In this regard, the recently described phenomenon of ischaemic postconditioning offers another potentially effective intervention for limiting myocardial injury appears to have many similarities to that of the preconditioning.
Ischaemic postconditioning is clinically difficult to be introduced, i.e., reintroduction of ischaemia at the time of reperfusion may lead to potential complications. For example during primary angioplasty, repetitive inflation and deflations, of the balloon may result in coronary plaque rupture with consequences for restenosis or embolic events.
During coronary bypass surgery, interruptions to reperfusion via the newly grafted conduct may only lead to regional myocardial protection in the area supplied by that bypass. An alternative strategy during bypass would be the repetitive clamping and unclamping of the ascending aorta to achieve ischaemic postconditioning a concept. However, that many cardiac surgeons would be unwilling to perform due to the high risk of disrupting atheromatous plaque debris and subsequent risk of stroke (Lee et al., 2006).

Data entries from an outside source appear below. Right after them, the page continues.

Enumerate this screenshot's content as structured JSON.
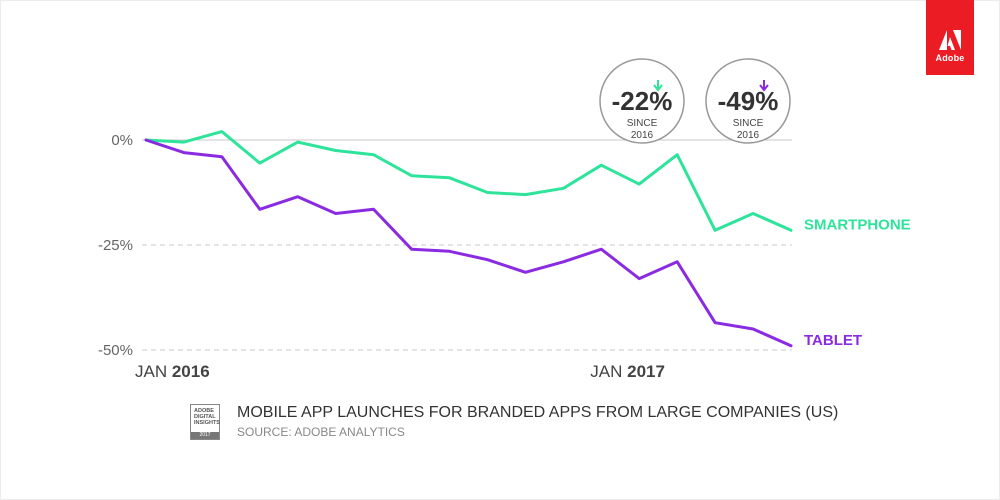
{
  "brand": {
    "logo_text": "Adobe",
    "color": "#ec1c24"
  },
  "chart_data": {
    "type": "line",
    "title": "MOBILE APP LAUNCHES FOR BRANDED APPS FROM LARGE COMPANIES (US)",
    "source": "SOURCE: ADOBE ANALYTICS",
    "ylabel": "",
    "ylim": [
      -50,
      0
    ],
    "y_ticks": [
      {
        "value": 0,
        "label": "0%"
      },
      {
        "value": -25,
        "label": "-25%"
      },
      {
        "value": -50,
        "label": "-50%"
      }
    ],
    "x_ticks": [
      {
        "index": 0,
        "month": "JAN",
        "year": "2016"
      },
      {
        "index": 12,
        "month": "JAN",
        "year": "2017"
      }
    ],
    "x_count": 19,
    "series": [
      {
        "name": "SMARTPHONE",
        "color": "#2ee39a",
        "values": [
          0,
          -0.5,
          2,
          -5.5,
          -0.5,
          -2.5,
          -3.5,
          -8.5,
          -9,
          -12.5,
          -13,
          -11.5,
          -6,
          -10.5,
          -3.5,
          -21.5,
          -17.5,
          -21.5
        ]
      },
      {
        "name": "TABLET",
        "color": "#8a2be2",
        "values": [
          0,
          -3,
          -4,
          -16.5,
          -13.5,
          -17.5,
          -16.5,
          -26,
          -26.5,
          -28.5,
          -31.5,
          -29,
          -26,
          -33,
          -29,
          -43.5,
          -45,
          -49
        ]
      }
    ],
    "annotations": [
      {
        "series": "SMARTPHONE",
        "value": "-22%",
        "line1": "SINCE",
        "line2": "2016",
        "color": "#2ee39a"
      },
      {
        "series": "TABLET",
        "value": "-49%",
        "line1": "SINCE",
        "line2": "2016",
        "color": "#8a2be2"
      }
    ]
  },
  "caption": {
    "icon_lines": [
      "ADOBE",
      "DIGITAL",
      "INSIGHTS"
    ],
    "icon_year": "2017"
  }
}
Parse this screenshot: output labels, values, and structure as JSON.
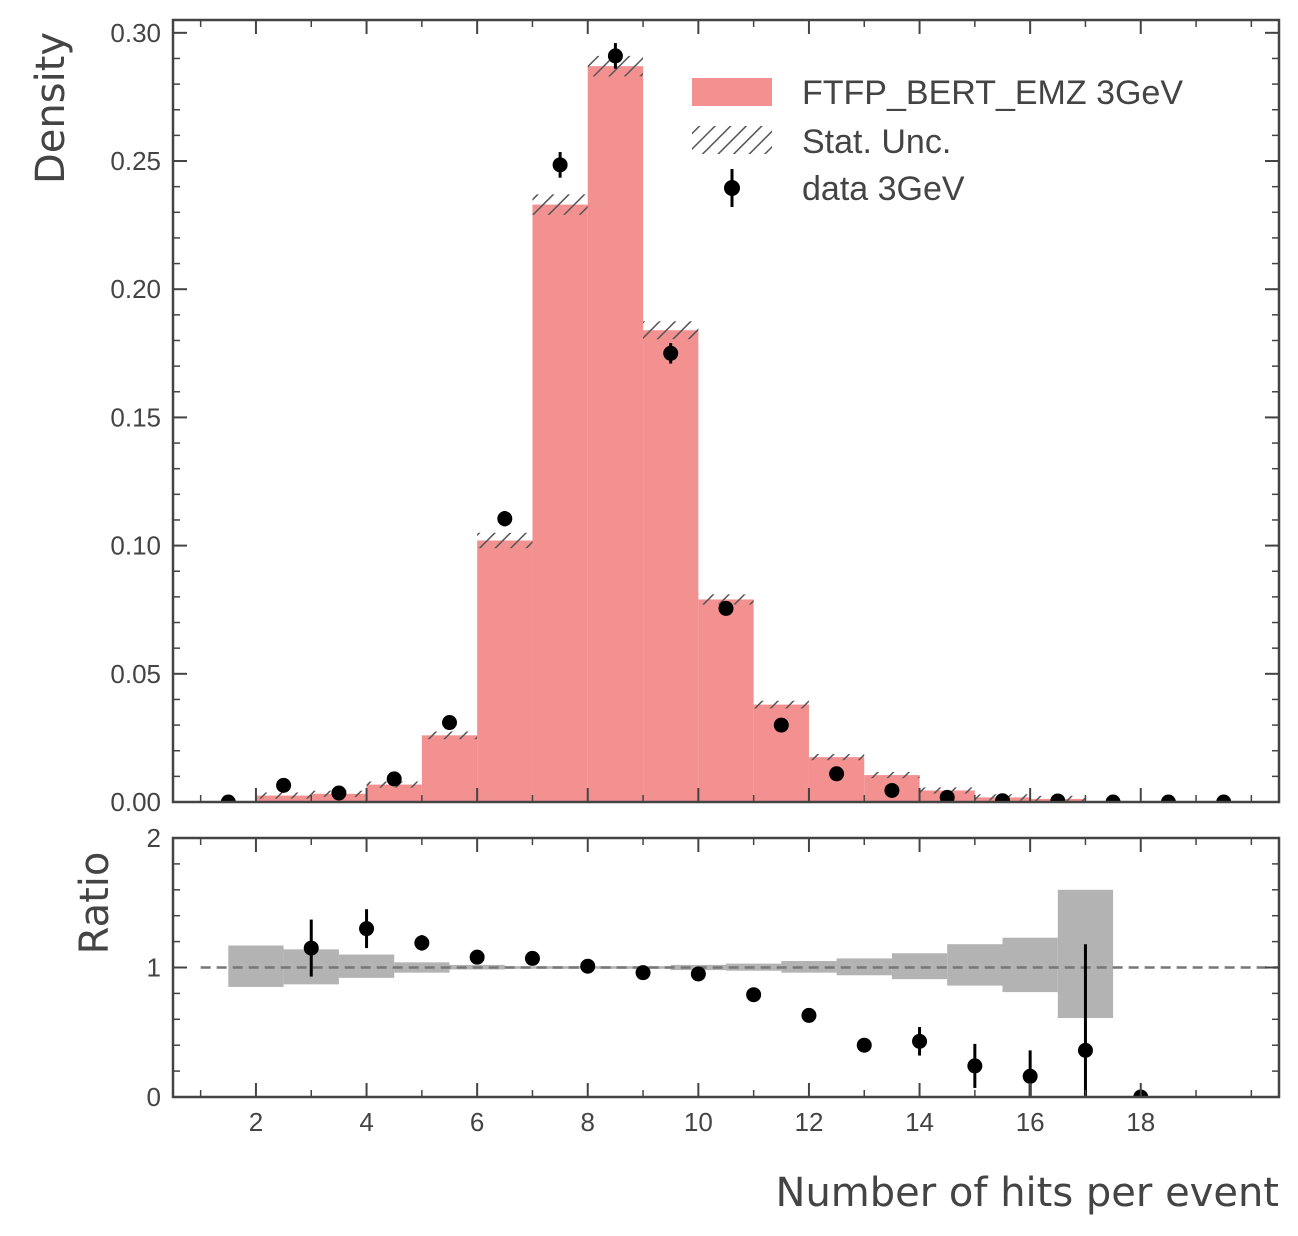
{
  "chart_data": [
    {
      "type": "bar",
      "panel": "main",
      "ylabel": "Density",
      "xlabel": "",
      "xlim": [
        0.5,
        20.5
      ],
      "ylim": [
        0,
        0.305
      ],
      "yticks": [
        0.0,
        0.05,
        0.1,
        0.15,
        0.2,
        0.25,
        0.3
      ],
      "ytick_labels": [
        "0.00",
        "0.05",
        "0.10",
        "0.15",
        "0.20",
        "0.25",
        "0.30"
      ],
      "bin_edges": [
        1.0,
        2.0,
        3.0,
        4.0,
        5.0,
        6.0,
        7.0,
        8.0,
        9.0,
        10.0,
        11.0,
        12.0,
        13.0,
        14.0,
        15.0,
        16.0,
        17.0,
        18.0,
        19.0,
        20.0
      ],
      "series": [
        {
          "name": "FTFP_BERT_EMZ 3GeV",
          "kind": "histogram",
          "color": "#f28b8b",
          "values": [
            0.0,
            0.0025,
            0.0032,
            0.0068,
            0.026,
            0.102,
            0.233,
            0.287,
            0.184,
            0.079,
            0.038,
            0.0175,
            0.0105,
            0.0045,
            0.0018,
            0.0012,
            0.0,
            0.0,
            0.0
          ],
          "stat_unc": [
            0.0,
            0.0005,
            0.0005,
            0.0008,
            0.0015,
            0.003,
            0.004,
            0.004,
            0.0035,
            0.002,
            0.0015,
            0.001,
            0.0008,
            0.0005,
            0.0003,
            0.0002,
            0.0,
            0.0,
            0.0
          ]
        },
        {
          "name": "Stat. Unc.",
          "kind": "hatch",
          "color": "#555555"
        },
        {
          "name": "data 3GeV",
          "kind": "points",
          "color": "#000000",
          "x": [
            1.5,
            2.5,
            3.5,
            4.5,
            5.5,
            6.5,
            7.5,
            8.5,
            9.5,
            10.5,
            11.5,
            12.5,
            13.5,
            14.5,
            15.5,
            16.5,
            17.5,
            18.5,
            19.5
          ],
          "values": [
            0.0,
            0.0065,
            0.0035,
            0.009,
            0.031,
            0.1105,
            0.2485,
            0.291,
            0.175,
            0.0755,
            0.03,
            0.011,
            0.0045,
            0.0018,
            0.0005,
            0.0004,
            0.0,
            0.0,
            0.0
          ],
          "errors": [
            0.0,
            0.0008,
            0.0006,
            0.001,
            0.0018,
            0.003,
            0.005,
            0.005,
            0.004,
            0.0025,
            0.0015,
            0.001,
            0.0008,
            0.0005,
            0.0002,
            0.0002,
            0.0,
            0.0,
            0.0
          ]
        }
      ],
      "legend": "top-right"
    },
    {
      "type": "scatter",
      "panel": "ratio",
      "ylabel": "Ratio",
      "xlabel": "Number of hits per event",
      "xlim": [
        0.5,
        20.5
      ],
      "ylim": [
        0,
        2
      ],
      "yticks": [
        0,
        1,
        2
      ],
      "ytick_labels": [
        "0",
        "1",
        "2"
      ],
      "xticks": [
        2,
        4,
        6,
        8,
        10,
        12,
        14,
        16,
        18
      ],
      "xtick_labels": [
        "2",
        "4",
        "6",
        "8",
        "10",
        "12",
        "14",
        "16",
        "18"
      ],
      "reference_line": 1,
      "band": {
        "bin_edges": [
          1.5,
          2.5,
          3.5,
          4.5,
          5.5,
          6.5,
          7.5,
          8.5,
          9.5,
          10.5,
          11.5,
          12.5,
          13.5,
          14.5,
          15.5,
          16.5,
          17.5
        ],
        "low": [
          0.85,
          0.87,
          0.92,
          0.96,
          0.985,
          0.99,
          0.99,
          0.99,
          0.98,
          0.975,
          0.96,
          0.94,
          0.91,
          0.86,
          0.81,
          0.61
        ],
        "high": [
          1.17,
          1.14,
          1.1,
          1.04,
          1.02,
          1.01,
          1.01,
          1.01,
          1.02,
          1.03,
          1.05,
          1.07,
          1.11,
          1.18,
          1.23,
          1.6
        ],
        "color": "#b3b3b3"
      },
      "points": {
        "x": [
          3,
          4,
          5,
          6,
          7,
          8,
          9,
          10,
          11,
          12,
          13,
          14,
          15,
          16,
          17,
          18
        ],
        "values": [
          1.15,
          1.3,
          1.19,
          1.08,
          1.07,
          1.01,
          0.96,
          0.95,
          0.79,
          0.63,
          0.4,
          0.43,
          0.24,
          0.16,
          0.36,
          0.0
        ],
        "errors": [
          0.22,
          0.15,
          0.06,
          0.03,
          0.02,
          0.015,
          0.02,
          0.03,
          0.03,
          0.03,
          0.04,
          0.11,
          0.17,
          0.2,
          0.82,
          0.0
        ],
        "color": "#000000"
      }
    }
  ]
}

The reintroduction of ischaemia at the time of administration of thrombolytic drugs is also not feasible clinically. The pharmacological postconditioning through the activation of the RISK pathway and mediating the protective effects of the post-conditioning and a more practical solution. Each of the pharmacological agents that are used individually as adjuvant to current reperfusion strategies such as thrombolytics to limit lethal reperfusion injury and could form the basis of much needed and important reperfusion strategies (Hausenloy and Yellon, 2007).
Some of the mechanisms involved in postconditioning have been discovered to be shared by drugs that protect the myocardium when given at reperfusion, and therefore this may be considered as pharmacological postconditioning via upstream mediators. Propofol is one of the drugs that act as a free O2 radical scavenger and that’s one of the mechanisms by which it prevents or even reduces the effects of Ischaemia reperfusion injury (Pagel, 2008).
Comparing the inhalational anaesthetics and the intravenous ones, the inhalational anaesthetics have proven to offer more cardioprotective effects and reduce the postoperative supportive cardiac treatment.